A hardware abstraction layer over per-OEM drivers rather than direct per-brand code paths. The alternative was simpler to start: write integration code directly for each brand, ship it, and refactor later. The abstraction approach had a higher upfront cost, requiring a unified command contract before any brand was fully integrated, but it paid off at the third integration: onboarding a new brand became a register-map configuration file rather than a code change touching the control layer. It also proved its value during OEM firmware updates, which frequently change register maps and device behaviour, requiring only a configuration update rather than a software change.
The risk was getting the abstraction wrong early and paying the cost of rework at scale.

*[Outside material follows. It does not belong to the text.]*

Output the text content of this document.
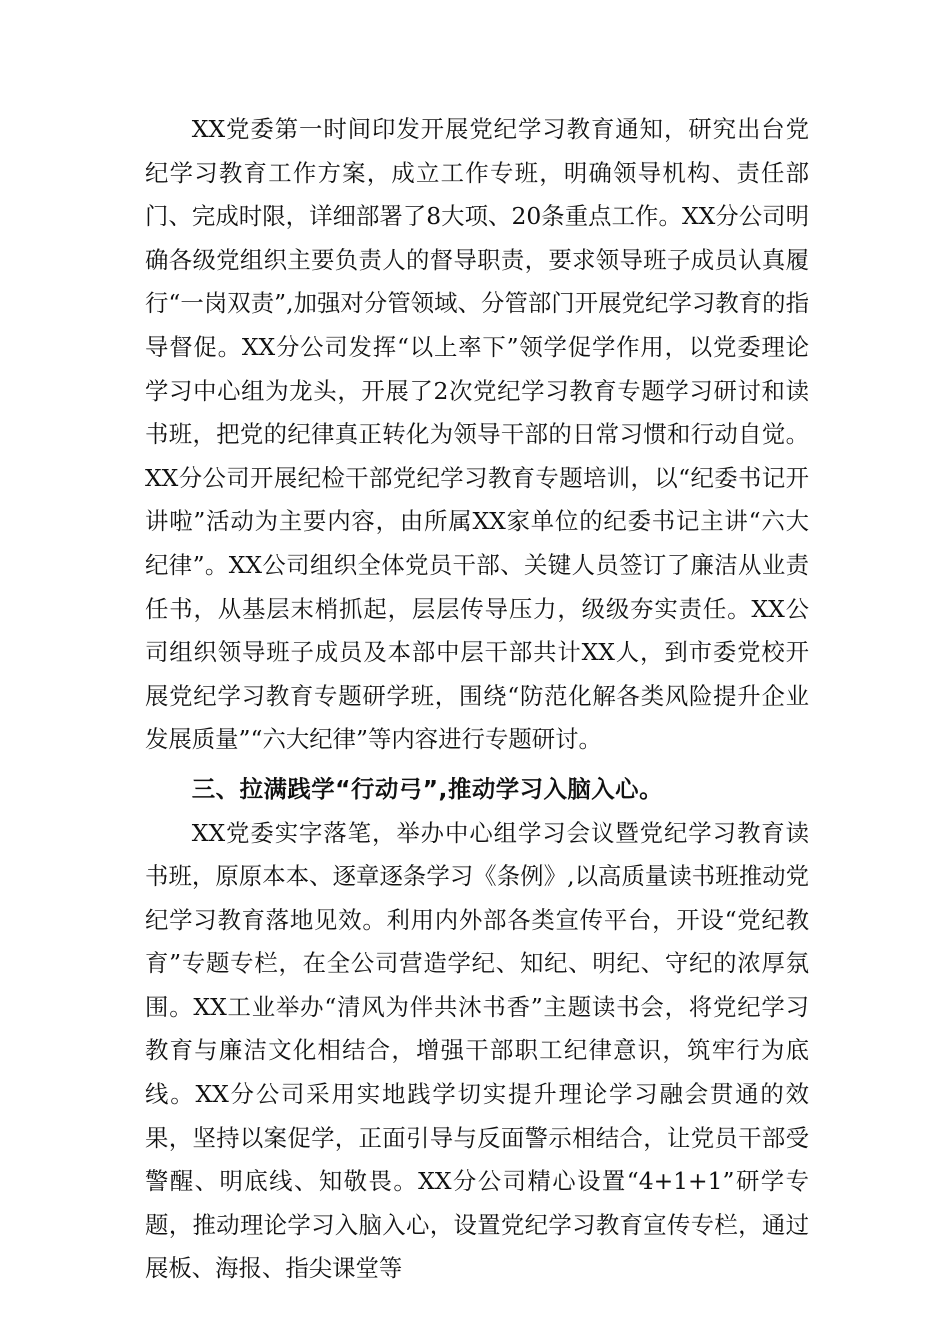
XX党委第一时间印发开展党纪学习教育通知，研究出台党纪学习教育工作方案，成立工作专班，明确领导机构、责任部门、完成时限，详细部署了8大项、20条重点工作。XX分公司明确各级党组织主要负责人的督导职责，要求领导班子成员认真履行“一岗双责”,加强对分管领域、分管部门开展党纪学习教育的指导督促。XX分公司发挥“以上率下”领学促学作用，以党委理论学习中心组为龙头，开展了2次党纪学习教育专题学习研讨和读书班，把党的纪律真正转化为领导干部的日常习惯和行动自觉。XX分公司开展纪检干部党纪学习教育专题培训，以“纪委书记开讲啦”活动为主要内容，由所属XX家单位的纪委书记主讲“六大纪律”。XX公司组织全体党员干部、关键人员签订了廉洁从业责任书，从基层末梢抓起，层层传导压力，级级夯实责任。XX公司组织领导班子成员及本部中层干部共计XX人，到市委党校开展党纪学习教育专题研学班，围绕“防范化解各类风险提升企业发展质量”“六大纪律”等内容进行专题研讨。

三、拉满践学“行动弓”,推动学习入脑入心。

XX党委实字落笔，举办中心组学习会议暨党纪学习教育读书班，原原本本、逐章逐条学习《条例》,以高质量读书班推动党纪学习教育落地见效。利用内外部各类宣传平台，开设“党纪教育”专题专栏，在全公司营造学纪、知纪、明纪、守纪的浓厚氛围。XX工业举办“清风为伴共沐书香”主题读书会，将党纪学习教育与廉洁文化相结合，增强干部职工纪律意识，筑牢行为底线。XX分公司采用实地践学切实提升理论学习融会贯通的效果，坚持以案促学，正面引导与反面警示相结合，让党员干部受警醒、明底线、知敬畏。XX分公司精心设置“4+1+1”研学专题，推动理论学习入脑入心，设置党纪学习教育宣传专栏，通过展板、海报、指尖课堂等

It required investing time in hardware investigation upfront, before the contract boundaries were fully clear, to validate that the interface could actually represent all three families without leaking OEM-specific behaviour into the layers above.
Sending control commands to OEM inverters without interfering with their own built-in protection and management logic is harder than it looks. Inverters are not passive actuators: each OEM has its own internal state machine, safety thresholds, mode arbitration, and protection layers running independently of any external command. A setpoint that is valid from the fleet's perspective can be silently overridden, clamped, or rejected by the inverter's own firmware, and the only signal is a telemetry reading that doesn't match what was commanded.
Getting reliable, predictable behaviour required understanding not just the register map but the full operating logic of each model: when the OEM's internal mode takes precedence, which registers are advisory vs binding, and how protection limits interact with external setpoints under different SOC and temperature conditions. The answer varied across firmware versions within the same model family, requiring per-variant validation rather than a single integration test.
The part I would invest more in from the start is the initial connectivity layer: reliably establishing and maintaining the connection between the inverter, the local control device, and the network is the most common failure point in a home installation context. It sits below the software layer entirely, yet it determines whether everything above it can function. I would put more effort into building robust, opinionated guides and tooling for this phase, keeping the solution simple while making connectivity failures immediately visible and recoverable, especially given the variability of home network environments where the integration is deployed.